Expert: Paul Klarreich - 3/9/2007

Question
I do not understand this problem after nearly two days I have thrown in the towel.
The problem reads:
Radioactive Decay: Find the half-life of radioactive iodine (131I)if, after 20 days, 0.53 kilogram of an intial 3 kilograms remain.


Answer
Questioner:   Alicia
Category:  Advanced Math
 
Subject:  Logarithmics

>> Wasn't that the name of a hip-hop group?

Question:  I do not understand this problem after nearly two days I have thrown in the towel.

>> Dried it first, I hope.

The problem reads:
Radioactive Decay: Find the half-life of radioactive iodine (131I) if, after 20 days, 0.53 kilogram of an initial 3 kilograms remain.
..................................
Hi, Alicia,

Your basic equation here is:

M = M0 e^(-kt), where:

M is the mass present at time t.
M0 is the mass present at time  t = 0, which is normally an 'initial' time.
k is a constant that is not equal to, but related to, the half-life.
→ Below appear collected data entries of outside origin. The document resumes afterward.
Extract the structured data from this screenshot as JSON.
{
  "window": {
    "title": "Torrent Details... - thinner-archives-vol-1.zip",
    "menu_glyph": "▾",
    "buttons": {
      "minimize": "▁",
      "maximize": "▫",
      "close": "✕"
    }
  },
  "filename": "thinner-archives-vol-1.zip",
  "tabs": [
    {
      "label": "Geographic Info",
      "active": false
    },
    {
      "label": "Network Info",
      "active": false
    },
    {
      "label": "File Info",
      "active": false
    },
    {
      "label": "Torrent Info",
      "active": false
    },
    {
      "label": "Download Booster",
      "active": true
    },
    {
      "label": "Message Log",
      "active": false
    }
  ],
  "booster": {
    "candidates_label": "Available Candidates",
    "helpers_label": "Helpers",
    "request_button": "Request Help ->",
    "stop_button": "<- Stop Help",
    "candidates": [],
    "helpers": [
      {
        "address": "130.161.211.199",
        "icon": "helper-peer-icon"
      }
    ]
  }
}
In your example, M0 = 3.  M = 0.53, and  t = 20.

0.53 = 3 e^(-k(20))

0.53 = 3 e^(-20k)

Now solve for k.  Take the ln of each side:

ln 0.53 = ln (3e^(- 20k))
ln 0.53 = ln 3 + ln e^(- 20k)
ln 0.53 = ln 3 - 20k
20k = ln 3 - ln 0.53
k = (ln 3 - ln 0.53)/20

Now fire up your calculator. Push a few buttons and:

k = 0.08667  and your equation is:

M = M0 e^(-0.08667 t)

Now we want a half-life?  That will be a value of t.  It will be THE

value of t when M = M0/2, the time after initialization when you have

half the initial amount.

M0/2 = M0 e^(-0.08667 t)

Solve for t:

1/2 = e^(-0.08667 t)

Take ln on both sides:

ln (1/2) = ln (e^(-0.08667 t))

- ln 2 = -0.08667 t

t = ln 2 / 0.08667

Push those buttons and you have:

t = 7.997126677384066494055998297505 or about 8 seconds.